Editor’s note: Below is a video version of this commentary:
“I have come to assert my right to think for myself, to refuse to have my ideas assigned to me as though I was an intellectual slave.”
– U.S. Supreme Court Justice Clarence Thomas
Today we hear much talk about victimization. Among some African-Americans, it has become almost a badge of honor.
“Back in the day,” in our small Southern community, black children were not taught that we were “victims,” “objects of pity,” “disadvantaged” or underprivileged. Yes, we knew about slavery, learned perhaps from “the old folks” and family histories. My great-grandfather, Ben Kinchlow, was born a slave. However, we were not taught – because it was not believed – that blacks were “the gov’ment’s responsibility.”

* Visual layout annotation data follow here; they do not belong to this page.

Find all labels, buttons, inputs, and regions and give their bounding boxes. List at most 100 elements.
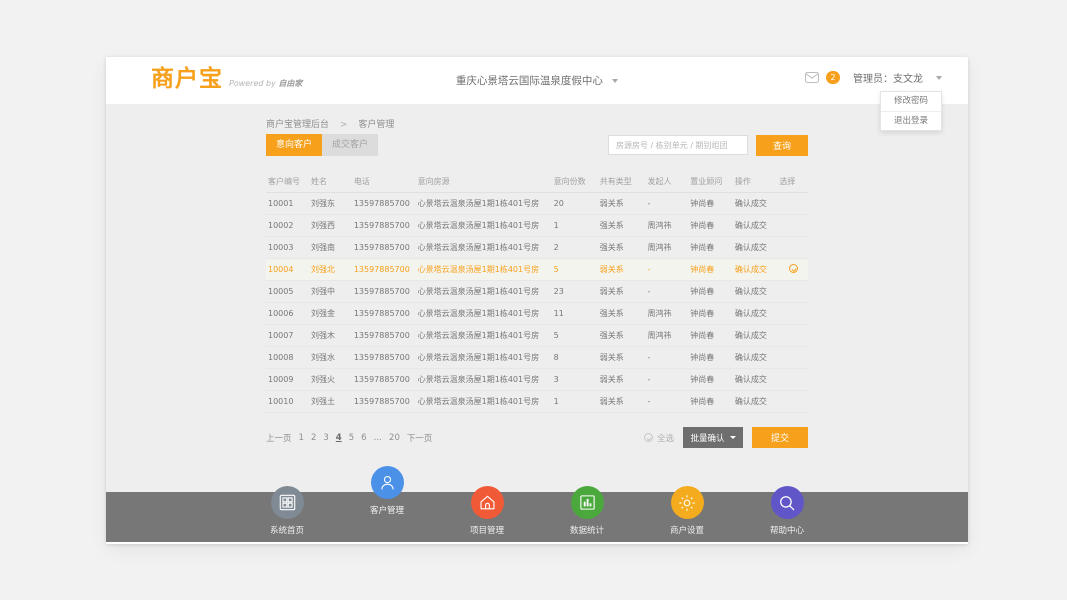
pagination-next[interactable]: 下一页 (406, 433, 433, 444)
batch-confirm-dropdown[interactable]: 批量确认 (683, 427, 743, 448)
check-circle-icon (643, 433, 653, 442)
row-select-cell[interactable] (779, 324, 808, 347)
nav-item-gear[interactable]: 商户设置 (656, 486, 718, 542)
cell-property: 心景塔云温泉汤屋1期1栋401号房 (417, 390, 554, 413)
search-input[interactable] (608, 135, 748, 155)
pagination-page-3[interactable]: 3 (323, 432, 329, 443)
home-icon (470, 486, 504, 519)
row-select-cell[interactable] (779, 368, 808, 391)
cell-phone: 13597885700 (353, 302, 418, 325)
confirm-deal-link[interactable]: 确认成交 (734, 258, 780, 281)
cell-quantity: 2 (553, 236, 600, 259)
cell-quantity: 5 (553, 324, 600, 347)
nav-item-search[interactable]: 帮助中心 (756, 486, 818, 542)
pagination-prev[interactable]: 上一页 (266, 433, 292, 444)
col-phone: 电话 (353, 172, 418, 193)
col-customer-id: 客户编号 (266, 172, 311, 193)
row-select-cell[interactable] (779, 390, 808, 413)
table-row[interactable]: 10005 刘强中 13597885700 心景塔云温泉汤屋1期1栋401号房 23 弱关… (266, 280, 808, 303)
table-header-row: 客户编号 姓名 电话 意向房源 意向份数 共有类型 发起人 置业顾问 操作 选择 (266, 172, 808, 193)
nav-item-home[interactable]: 项目管理 (456, 486, 518, 542)
col-select: 选择 (779, 172, 808, 193)
cell-phone: 13597885700 (353, 280, 418, 303)
row-select-cell[interactable] (779, 258, 808, 281)
cell-relation: 弱关系 (599, 280, 648, 303)
chevron-down-icon[interactable] (612, 79, 619, 83)
pagination-ellipsis: … (373, 432, 383, 443)
admin-label[interactable]: 管理员：支文龙 (853, 74, 923, 85)
cell-advisor: 钟尚春 (690, 346, 735, 369)
toolbar: 意向客户 成交客户 查询 (266, 134, 808, 156)
confirm-deal-link[interactable]: 确认成交 (734, 214, 780, 237)
nav-item-bar-chart[interactable]: 数据统计 (556, 486, 618, 542)
confirm-deal-link[interactable]: 确认成交 (734, 302, 780, 325)
table-row[interactable]: 10008 刘强水 13597885700 心景塔云温泉汤屋1期1栋401号房 8 弱关系… (266, 346, 808, 369)
user-chevron-down-icon[interactable] (936, 75, 942, 80)
confirm-deal-link[interactable]: 确认成交 (734, 346, 780, 369)
project-title[interactable]: 重庆心景塔云国际温泉度假中心 (455, 75, 603, 87)
table-row[interactable]: 10003 刘强南 13597885700 心景塔云温泉汤屋1期1栋401号房 2 强关系… (266, 236, 808, 259)
select-all-toggle[interactable]: 全选 (643, 432, 674, 444)
brand-logo[interactable]: 商户宝 Powered by 自由家 (151, 66, 302, 92)
row-select-cell[interactable] (779, 192, 808, 215)
notification-badge[interactable]: 2 (826, 71, 840, 84)
tab-intent-customers[interactable]: 意向客户 (266, 134, 322, 156)
cell-customer-id: 10007 (266, 324, 311, 347)
breadcrumb: 商户宝管理后台 > 客户管理 (266, 117, 394, 130)
pagination-page-1[interactable]: 1 (298, 432, 304, 443)
table-row[interactable]: 10007 刘强木 13597885700 心景塔云温泉汤屋1期1栋401号房 5 强关系… (266, 324, 808, 347)
cell-property: 心景塔云温泉汤屋1期1栋401号房 (417, 258, 554, 281)
nav-item-grid[interactable]: 系统首页 (256, 486, 318, 542)
table-row[interactable]: 10002 刘强西 13597885700 心景塔云温泉汤屋1期1栋401号房 1 强关系… (266, 214, 808, 237)
row-select-cell[interactable] (779, 236, 808, 259)
menu-item-change-password[interactable]: 修改密码 (893, 96, 928, 106)
breadcrumb-separator: > (339, 120, 348, 130)
tab-closed-customers[interactable]: 成交客户 (322, 134, 378, 156)
col-operation: 操作 (734, 172, 780, 193)
pagination-page-5[interactable]: 5 (348, 432, 355, 443)
confirm-deal-link[interactable]: 确认成交 (734, 390, 780, 413)
cell-relation: 强关系 (599, 324, 648, 347)
confirm-deal-link[interactable]: 确认成交 (734, 280, 780, 303)
table-row[interactable]: 10006 刘强金 13597885700 心景塔云温泉汤屋1期1栋401号房 11 强关… (266, 302, 808, 325)
confirm-deal-link[interactable]: 确认成交 (734, 236, 780, 259)
submit-button[interactable]: 提交 (752, 427, 808, 448)
cell-name: 刘强北 (310, 258, 354, 281)
table-row[interactable]: 10001 刘强东 13597885700 心景塔云温泉汤屋1期1栋401号房 20 弱关… (266, 192, 808, 215)
cell-relation: 弱关系 (599, 390, 648, 413)
row-select-cell[interactable] (779, 346, 808, 369)
menu-item-logout[interactable]: 退出登录 (881, 111, 941, 130)
confirm-deal-link[interactable]: 确认成交 (734, 324, 780, 347)
nav-item-label: 商户设置 (669, 526, 704, 536)
mail-icon[interactable] (805, 72, 819, 83)
cell-quantity: 1 (553, 390, 600, 413)
cell-advisor: 钟尚春 (690, 368, 735, 391)
nav-item-user[interactable]: 客户管理 (356, 466, 418, 522)
pagination-page-2[interactable]: 2 (310, 432, 317, 443)
cell-customer-id: 10004 (266, 258, 311, 281)
search-button[interactable]: 查询 (756, 134, 808, 156)
nav-item-label: 系统首页 (269, 526, 304, 536)
row-select-cell[interactable] (779, 302, 808, 325)
cell-relation: 强关系 (599, 214, 648, 237)
table-row[interactable]: 10009 刘强火 13597885700 心景塔云温泉汤屋1期1栋401号房 3 弱关系… (266, 368, 808, 391)
cell-initiator: - (647, 368, 691, 391)
pagination-page-20[interactable]: 20 (389, 432, 400, 443)
confirm-deal-link[interactable]: 确认成交 (734, 368, 780, 391)
pagination-page-4[interactable]: 4 (335, 432, 342, 443)
search-icon (770, 486, 804, 519)
cell-quantity: 20 (553, 192, 600, 215)
table-row[interactable]: 10010 刘强土 13597885700 心景塔云温泉汤屋1期1栋401号房 1 弱关系… (266, 390, 808, 413)
check-circle-icon[interactable] (789, 263, 799, 273)
grid-icon (270, 486, 304, 519)
row-select-cell[interactable] (779, 214, 808, 237)
table-row[interactable]: 10004 刘强北 13597885700 心景塔云温泉汤屋1期1栋401号房 5 弱关系… (266, 258, 808, 281)
cell-property: 心景塔云温泉汤屋1期1栋401号房 (417, 236, 554, 259)
content-area: 商户宝管理后台 > 客户管理 意向客户 成交客户 查询 客户编号 姓名 电话 (106, 105, 968, 542)
confirm-deal-link[interactable]: 确认成交 (734, 192, 780, 215)
nav-item-label: 客户管理 (369, 506, 404, 516)
pagination-page-6[interactable]: 6 (361, 432, 367, 443)
breadcrumb-root[interactable]: 商户宝管理后台 (266, 120, 330, 130)
col-quantity: 意向份数 (553, 172, 600, 193)
row-select-cell[interactable] (779, 280, 808, 303)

Black pride was not about the afros, dashikis or boys wearing dreads. It was about the girl who did not get pregnant out of wedlock but finished school, and the boy who went to college or got a steady job and supported the girl he married – not getting her pregnant and abandoning her. As a general rule in our community, slavery was not used as an excuse or justification for failure. Black folks’ version of affirmative action in those days was “Root hog, or die.”
Let me be clear: The mental capacities of blacks are not diminished by something that happened to our forebears more than 200 years ago, and blacks are not destined to be “the gov’ment’s responsibility.”
Civil-rights leaders assert incessantly that “It’s the government’s fault,” “White racism is the cause” and “Entitlements are your civil right.” They tell blacks who to vote for to ensure the continuation of this “victim-hood.”
Tragically, many in “da hood” have been victimized by ignoring an ancient biblical warning: “Beware … they are blind guides, and if the blind lead the blind, both shall fall into a pit.”
During the early 1900s, millions of blacks changed neighborhoods, secured new addresses and moved from the South to the North.
Maybe it’s time to reconsider the address in “da hood” again.